Tefrikaya ilkokulda başlayanların oğlu mezun olmuş. Belki ergenliğe hazırlık babından oğlunu elinden tutup “kulübe” getiren de var. Hep birlikte öve imrene üye olmuşlar. Övünün büyükler, sevinin küçükler; cenginiz, “milli” olmaya hazırlık töreniniz kutlu olsun.
Yaşa ama yazma-çizme…
Hepsinin hayali Karaoğlan… Yaşıyor, filmlerle de yaşatılıyor. 1965-72 arasında yedi ayrı film… 2002’de Kanal D’ye dizi bile oluyor, 2013’te yine sinemalarda. Ama reytingi Muhteşem 21. Yüzyıl’da evrilip çevrilen “Yeni Osmanlı Serileri”ne göre zayıf.

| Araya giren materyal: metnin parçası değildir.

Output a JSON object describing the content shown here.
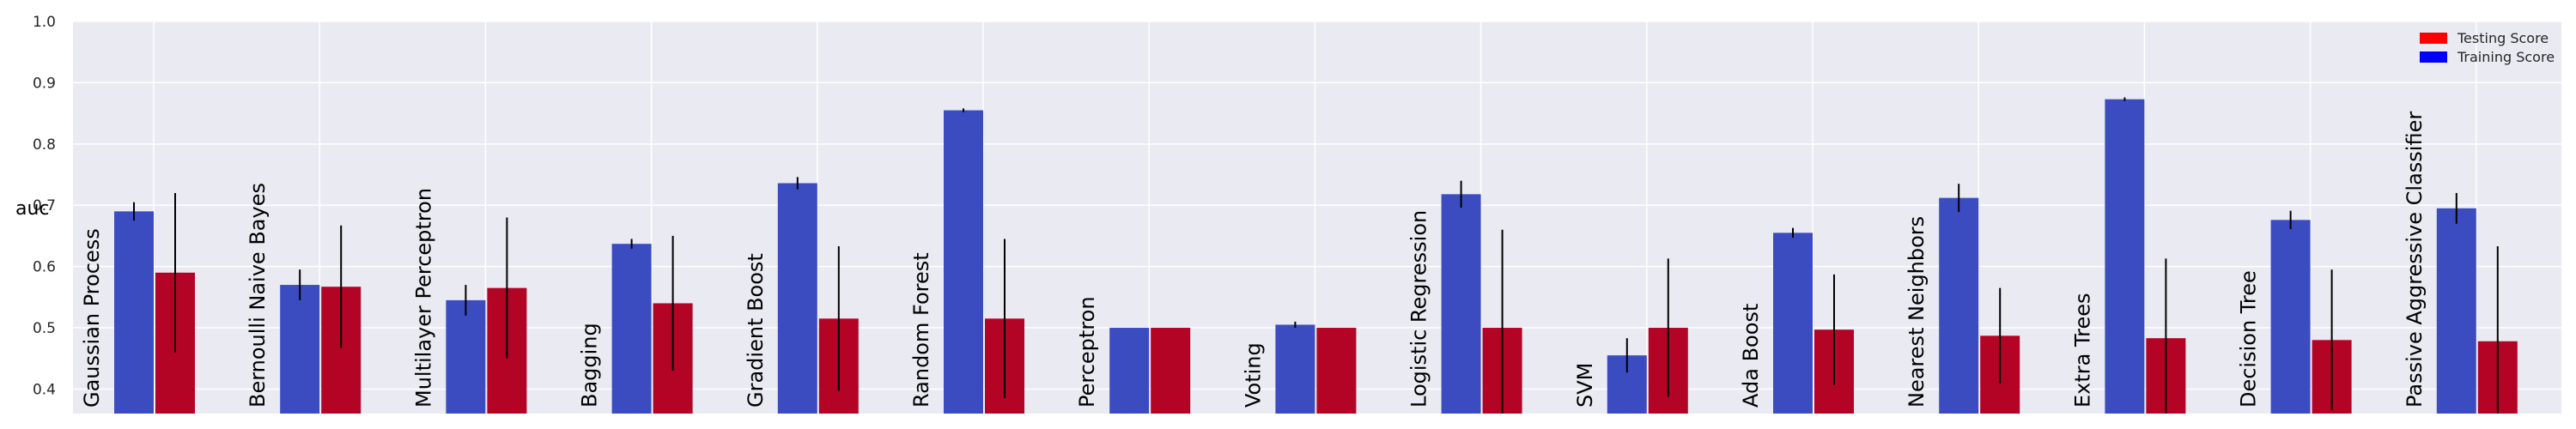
{
  "chart_data": {
    "type": "bar",
    "ylabel": "auc",
    "xlabel": "",
    "ylim": [
      0.36,
      1.0
    ],
    "yticks": [
      "0.4",
      "0.5",
      "0.6",
      "0.7",
      "0.8",
      "0.9",
      "1.0"
    ],
    "grid": true,
    "legend_position": "top-right",
    "categories": [
      "Gaussian Process",
      "Bernoulli Naive Bayes",
      "Multilayer Perceptron",
      "Bagging",
      "Gradient Boost",
      "Random Forest",
      "Perceptron",
      "Voting",
      "Logistic Regression",
      "SVM",
      "Ada Boost",
      "Nearest Neighbors",
      "Extra Trees",
      "Decision Tree",
      "Passive Aggressive Classifier"
    ],
    "series": [
      {
        "name": "Training Score",
        "color": "#3b4cc0",
        "legend_color": "#0000ff",
        "values": [
          0.69,
          0.57,
          0.545,
          0.637,
          0.736,
          0.855,
          0.5,
          0.505,
          0.718,
          0.455,
          0.655,
          0.712,
          0.873,
          0.676,
          0.695
        ],
        "errors": [
          0.015,
          0.025,
          0.025,
          0.008,
          0.01,
          0.003,
          0.0,
          0.005,
          0.022,
          0.028,
          0.008,
          0.023,
          0.003,
          0.015,
          0.025
        ]
      },
      {
        "name": "Testing Score",
        "color": "#b40426",
        "legend_color": "#ff0000",
        "values": [
          0.59,
          0.567,
          0.565,
          0.54,
          0.515,
          0.515,
          0.5,
          0.5,
          0.5,
          0.5,
          0.497,
          0.487,
          0.483,
          0.48,
          0.478
        ],
        "errors": [
          0.13,
          0.1,
          0.115,
          0.11,
          0.118,
          0.13,
          0.0,
          0.0,
          0.16,
          0.113,
          0.09,
          0.078,
          0.13,
          0.115,
          0.155
        ]
      }
    ]
  }
}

Sakıncalı da esasen… Kahramanı biraz hafifmeşrep, edepsiz kaçıyor artık. Muhteşem Yüzyıl dizisinde “Kanuni ve Harem” meselesinin nasıl kıyamet kopardığını gördük. Yaşarken mesele yok da yazmak-çizmek yasak, videosu, filmi, deşifresi memnû.
“Telaşla saldırdı güzel kadına”
Karaoğlan’dan yazıma aldığım bölümler istisnai örnek sayılmasın. Özellikle dikkat edip, çoktan seçmeli örnekler arasından, en kısalarıyla aldım. Suat Yalaz da kahramanını hep öyle ballandırıyor zaten. Mesela yazımın resmindeki macerasının “balon”u şöyle:
“Karaoğlan atları bağlarken, Ba’nı Çiçek al ipekten pelerinini böğürtlenlerin arkasına sermiş, üstünde fazla bulduğu ne varsa çıkarıp, sağa sola atmıştı. Karaoğlan, kılıcı başucuna saplayıp, sanki kovalayan varmış gibi telaşla saldırdı güzel kadına.”
Karaoğlan’ın tek hatası…
O akının “can alıcı” detayları -aşama aşama- çizilmemiş, yarı çıplak (tek meme) geçiştirilmiş de… İnşallah o saldırma bildiğimiz Karaoğlan saldırısı değil de, lafın gelişidir yani. Hani bulunca öyle saldırılır ya…
Yıllar geçince Yalaz da tek hatasını kabul ediyor! “Karaoğlan camiye girip çıkmıyor. Biraz benim cahilliğimden öyle oldu. Bugün çizsem daha zengin olur. İslamiyet’e sahip çıkar, sık sık camiye girer, hocaları mollaları dinlerdi.” (“Bugün çizsem camiye giderdi”, 16 Aralık 2012, En Son Haber.) Ne diyeyim; bir Offf çeksem ne kadar dağ varsa yıkılır.
“Make love, make war”
Belki bu yüzden de Karaoğlan’ı mahallede, kılıç-kalkan oyunlarımızda diğer kahramanlarımız kadar yaşatamıyoruz. Dedenin namaz takkesini araklayıp Karaoğlan olmak kolay da… Maceralarında sürekli sevişmesi, sadece düşmanını değil bulduğu her kadını devirmesi (Make love, make war) bizi sahicilikten uzaklaştırıyor.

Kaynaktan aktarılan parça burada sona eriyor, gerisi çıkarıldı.